Ojalá pudiera yo salvarte.
Me gustaría ser esa razón que te haga sonreír, una razón que pueda con todo lo demás. Es egoísta que sólo a mí se me ponga esa sonrisa estúpida cada vez que me hacen hablar de ti. Quiero ser lo que necesitas. Quiero que por pensar en mí te olvides de todo lo demás y no vuelvas a pasarlo mal. Quiero que me demuestres que realmente sirvo de algo... que te soy útil... porque para mí eso es el "amor", sernos útiles el uno al otro. "Irene, no sé qué haría sin ti, y no sé cómo he aguantado tanto hasta que has llegado tú. Si no fuera por tu apoyo, por ser tú y decidir estar conmigo, no valdría la pena seguir. Y nunca sabrás la falta que me haces, y yo nunca podré agradecértelo lo suficiente." Y esta vez no es por mí, lo juro. No estoy pensando en mi felicidad por una vez, pero últimamente me estoy dando cuenta de cómo estás, de lo mal que lo debes estar pasando. No todo está contra a ti, imbécil... Me tienes a mí aunque a veces yo no sepa hacértelo ver. Y no soporto pensar que estás así, que te sientes tan perdido como dices. No te mereces pasarlo mal. Desde el principio sé que eres una de las mejores personas que he conocido. Y no eres extraordinario ni perfecto, tienes un millón de defectos que aborrezco y no eres para nada lo que yo un día quise para mí. Y sin embargo me encantas. En ti veo todo lo que quisiera ver en mí. Eres bueno. Yo no. Y no sé qué haces perdiendo el tiempo con una zorra como yo. Has tenido mala suerte...

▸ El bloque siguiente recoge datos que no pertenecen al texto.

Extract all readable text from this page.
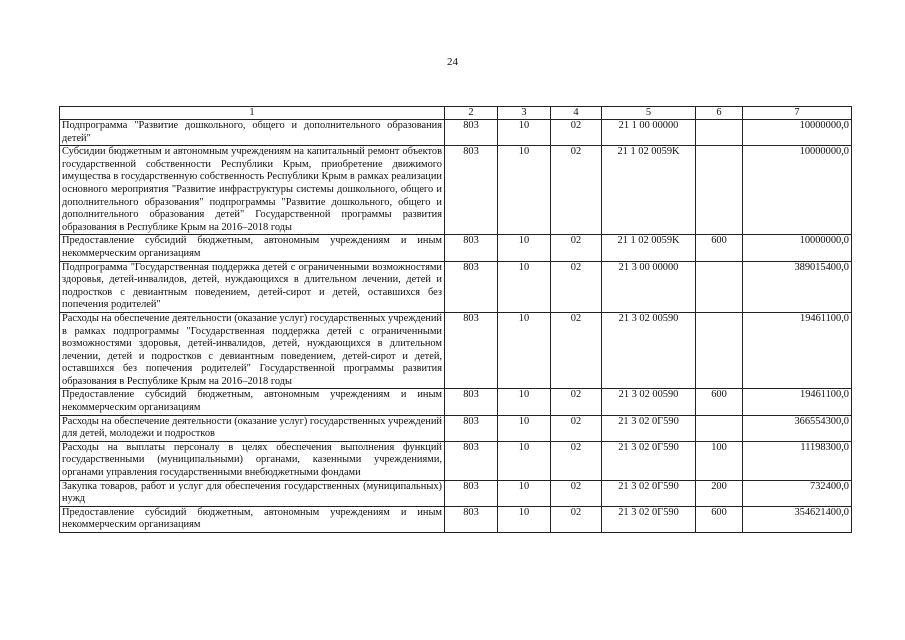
24
1	2	3	4	5	6	7
Подпрограмма "Развитие дошкольного, общего и дополнительного образования детей"	803	10	02	21 1 00 00000		10000000,0
Субсидии бюджетным и автономным учреждениям на капитальный ремонт объектов государственной собственности Республики Крым, приобретение движимого имущества в государственную собственность Республики Крым в рамках реализации основного мероприятия "Развитие инфраструктуры системы дошкольного, общего и дополнительного образования" подпрограммы "Развитие дошкольного, общего и дополнительного образования детей" Государственной программы развития образования в Республике Крым на 2016–2018 годы	803	10	02	21 1 02 0059K		10000000,0
Предоставление субсидий бюджетным, автономным учреждениям и иным некоммерческим организациям	803	10	02	21 1 02 0059K	600	10000000,0
Подпрограмма "Государственная поддержка детей с ограниченными возможностями здоровья, детей-инвалидов, детей, нуждающихся в длительном лечении, детей и подростков с девиантным поведением, детей-сирот и детей, оставшихся без попечения родителей"	803	10	02	21 3 00 00000		389015400,0
Расходы на обеспечение деятельности (оказание услуг) государственных учреждений в рамках подпрограммы "Государственная поддержка детей с ограниченными возможностями здоровья, детей-инвалидов, детей, нуждающихся в длительном лечении, детей и подростков с девиантным поведением, детей-сирот и детей, оставшихся без попечения родителей" Государственной программы развития образования в Республике Крым на 2016–2018 годы	803	10	02	21 3 02 00590		19461100,0
Предоставление субсидий бюджетным, автономным учреждениям и иным некоммерческим организациям	803	10	02	21 3 02 00590	600	19461100,0
Расходы на обеспечение деятельности (оказание услуг) государственных учреждений для детей, молодежи и подростков	803	10	02	21 3 02 0Г590		366554300,0
Расходы на выплаты персоналу в целях обеспечения выполнения функций государственными (муниципальными) органами, казенными учреждениями, органами управления государственными внебюджетными фондами	803	10	02	21 3 02 0Г590	100	11198300,0
Закупка товаров, работ и услуг для обеспечения государственных (муниципальных) нужд	803	10	02	21 3 02 0Г590	200	732400,0
Предоставление субсидий бюджетным, автономным учреждениям и иным некоммерческим организациям	803	10	02	21 3 02 0Г590	600	354621400,0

Pero esta zorra quisiera saber cómo solucionar tu vida.
Ojalá esta zorra fuera todo lo que necesitaras para sonreír.
Y ojalá esta zorra te hiciera olvidar tus miedos, tus pesadillas, tus problemas, tus preocupaciones; ojalá esta zorra supiera más de dar besos que de dar pena.
Cada día me odio más por no poder ser la persona maravillosa que mereces a tu lado.